1530495612975 - South Auckland school leading way in Pasifika students’ science success

South Auckland school leading way in Pasifika students’ science success


There might not be a big representation of Pacific Islanders in medicine and health sciences right, but a South Auckland school is changing that.

De La Salle College’s science faculty is among the 15 finalists at the Prime Minister’s Education Excellence Awards 2018.

The head of the science faculty, Kane Raukura says back in 1997 he taught six students in his chemistry class. Now, they have two chemistry classes of 30 students, two physics classes of 30 students, and year 13 classes are also bursting at the seams with 30 students in each class for physics, chemistry and biology.

Making science compulsory, introducing the Counties Manukau DHB’s Health Science Academy, engaging staff, students and families are some of the ways the high school is making history.

“Becoming a finalist is awesome,” Raukura says.

“We are a Pacific Island boys school, you know, a lot of things are stacked against us – decile 1, low socio-economic area, a lot of the boys come with poor literacy ability, but in the science faculty we don’t see it as an excuse or a barrier for them not to do well.”

He says the staff, that has “almost zero turnovers” work in partnership with the parents to keep the boys focused.

In addition to school, students in the Health Science Academy come in for an extra hour of studying on Wednesdays.

It’s a select group of 25 in years 11, 12 and 13 each.

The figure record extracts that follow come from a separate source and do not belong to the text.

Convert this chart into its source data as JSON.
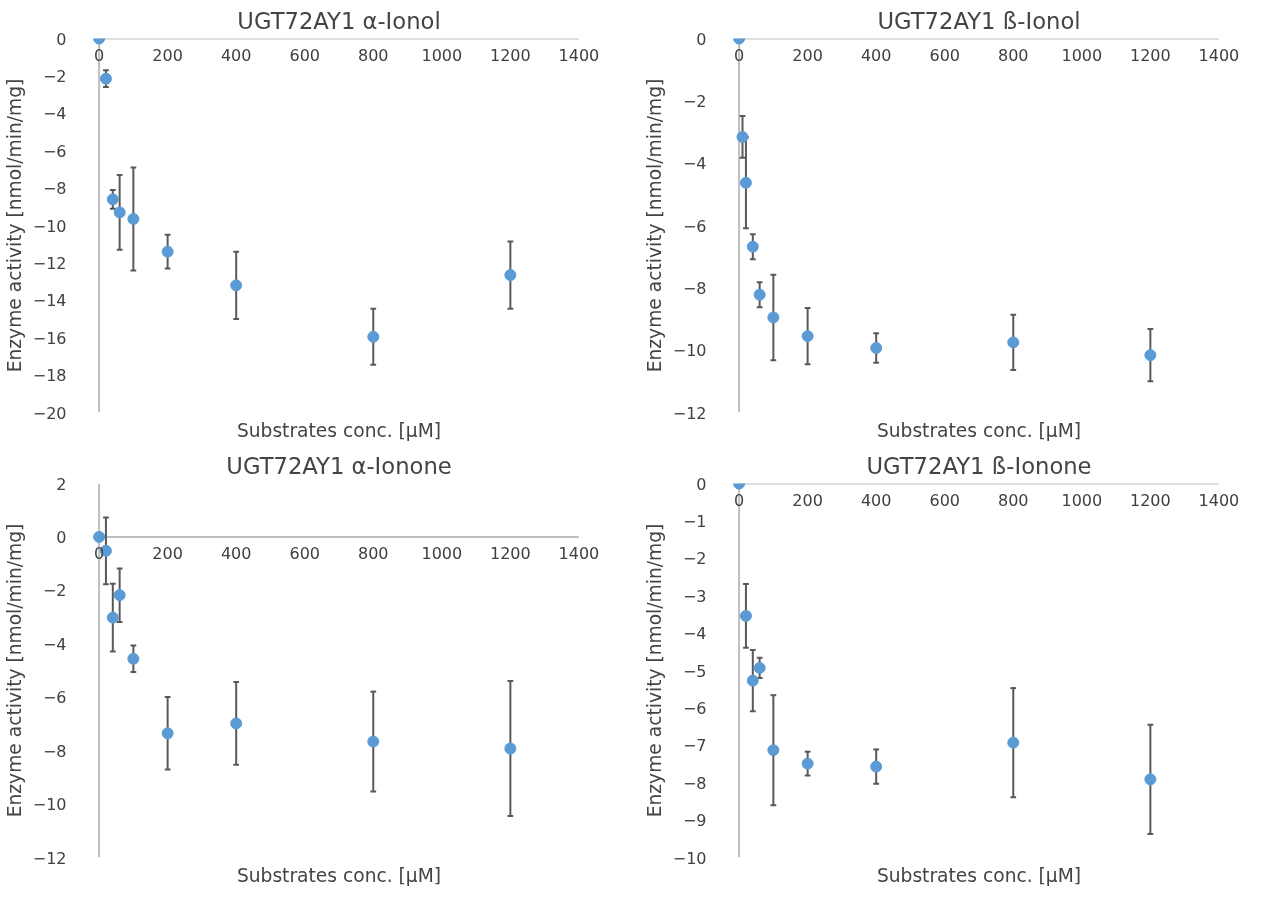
{
  "chart_data": [
    {
      "type": "scatter",
      "title": "UGT72AY1 α-Ionol",
      "xlabel": "Substrates conc. [µM]",
      "ylabel": "Enzyme activity [nmol/min/mg]",
      "marker": "circle",
      "xlim": [
        0,
        1400
      ],
      "ylim": [
        -20,
        0
      ],
      "xticks": [
        0,
        200,
        400,
        600,
        800,
        1000,
        1200,
        1400
      ],
      "yticks": [
        -20,
        -18,
        -16,
        -14,
        -12,
        -10,
        -8,
        -6,
        -4,
        -2,
        0
      ],
      "series": [
        {
          "color": "#5b9bd5",
          "x": [
            0,
            20,
            40,
            60,
            100,
            200,
            400,
            800,
            1200
          ],
          "values": [
            0,
            -2.15,
            -8.6,
            -9.3,
            -9.65,
            -11.4,
            -13.2,
            -15.95,
            -12.65
          ],
          "errors": [
            null,
            0.45,
            0.5,
            2.0,
            2.75,
            0.9,
            1.8,
            1.5,
            1.8
          ]
        }
      ]
    },
    {
      "type": "scatter",
      "title": "UGT72AY1 ß-Ionol",
      "xlabel": "Substrates conc. [µM]",
      "ylabel": "Enzyme activity [nmol/min/mg]",
      "marker": "circle",
      "xlim": [
        0,
        1400
      ],
      "ylim": [
        -12,
        0
      ],
      "xticks": [
        0,
        200,
        400,
        600,
        800,
        1000,
        1200,
        1400
      ],
      "yticks": [
        -12,
        -10,
        -8,
        -6,
        -4,
        -2,
        0
      ],
      "series": [
        {
          "color": "#5b9bd5",
          "x": [
            0,
            10,
            20,
            40,
            60,
            100,
            200,
            400,
            800,
            1200
          ],
          "values": [
            0,
            -3.16,
            -4.63,
            -6.68,
            -8.22,
            -8.95,
            -9.55,
            -9.93,
            -9.75,
            -10.16
          ],
          "errors": [
            null,
            0.67,
            1.46,
            0.4,
            0.4,
            1.37,
            0.9,
            0.47,
            0.89,
            0.84
          ]
        }
      ]
    },
    {
      "type": "scatter",
      "title": "UGT72AY1 α-Ionone",
      "xlabel": "Substrates conc. [µM]",
      "ylabel": "Enzyme activity [nmol/min/mg]",
      "marker": "circle",
      "xlim": [
        0,
        1400
      ],
      "ylim": [
        -12,
        2
      ],
      "xticks": [
        0,
        200,
        400,
        600,
        800,
        1000,
        1200,
        1400
      ],
      "yticks": [
        -12,
        -10,
        -8,
        -6,
        -4,
        -2,
        0,
        2
      ],
      "series": [
        {
          "color": "#5b9bd5",
          "x": [
            0,
            20,
            40,
            60,
            100,
            200,
            400,
            800,
            1200
          ],
          "values": [
            0,
            -0.52,
            -3.02,
            -2.18,
            -4.56,
            -7.35,
            -6.98,
            -7.66,
            -7.92
          ],
          "errors": [
            null,
            1.25,
            1.27,
            1.0,
            0.5,
            1.36,
            1.55,
            1.87,
            2.53
          ]
        }
      ]
    },
    {
      "type": "scatter",
      "title": "UGT72AY1 ß-Ionone",
      "xlabel": "Substrates conc. [µM]",
      "ylabel": "Enzyme activity [nmol/min/mg]",
      "marker": "circle",
      "xlim": [
        0,
        1400
      ],
      "ylim": [
        -10,
        0
      ],
      "xticks": [
        0,
        200,
        400,
        600,
        800,
        1000,
        1200,
        1400
      ],
      "yticks": [
        -10,
        -9,
        -8,
        -7,
        -6,
        -5,
        -4,
        -3,
        -2,
        -1,
        0
      ],
      "series": [
        {
          "color": "#5b9bd5",
          "x": [
            0,
            20,
            40,
            60,
            100,
            200,
            400,
            800,
            1200
          ],
          "values": [
            0,
            -3.54,
            -5.27,
            -4.93,
            -7.13,
            -7.49,
            -7.57,
            -6.93,
            -7.91
          ],
          "errors": [
            null,
            0.85,
            0.82,
            0.27,
            1.47,
            0.32,
            0.46,
            1.46,
            1.46
          ]
        }
      ]
    }
  ]
}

Students have to prove their mettle by writing an essay and going through a robust interview process before being included.

Raukura says a few boys who have been through the academy are now studying to be doctors at Middlemore Hospital.

Most of the students don’t have family members working in medicine or the sciences.

Year 13 student Ross Raufoli says growing up, he wanted to “change the world”.

He says there aren’t many Pasifika doctors because maybe they “underestimate” themselves.

“In our culture, it’s easy to say try to humble yourself. It’s not bad to be humble, but we’re greater than that.

“Being a Pacific Islander … we’re a really small population, so trying to get our name out there is really important to me.”

He sees himself going into the medical field mostly specialising in neuroscience.

On the other hand, David Hansen, also in year 13, didn’t consider science “until it became compulsory”.

“From there I felt like that’s what I wanted to do.”

He’s looking at a career in either health sciences or mechanical engineering.

Winners of the Prime Minister’s Education Excellence Awards will be announced on July 3, 2018 in Wellington.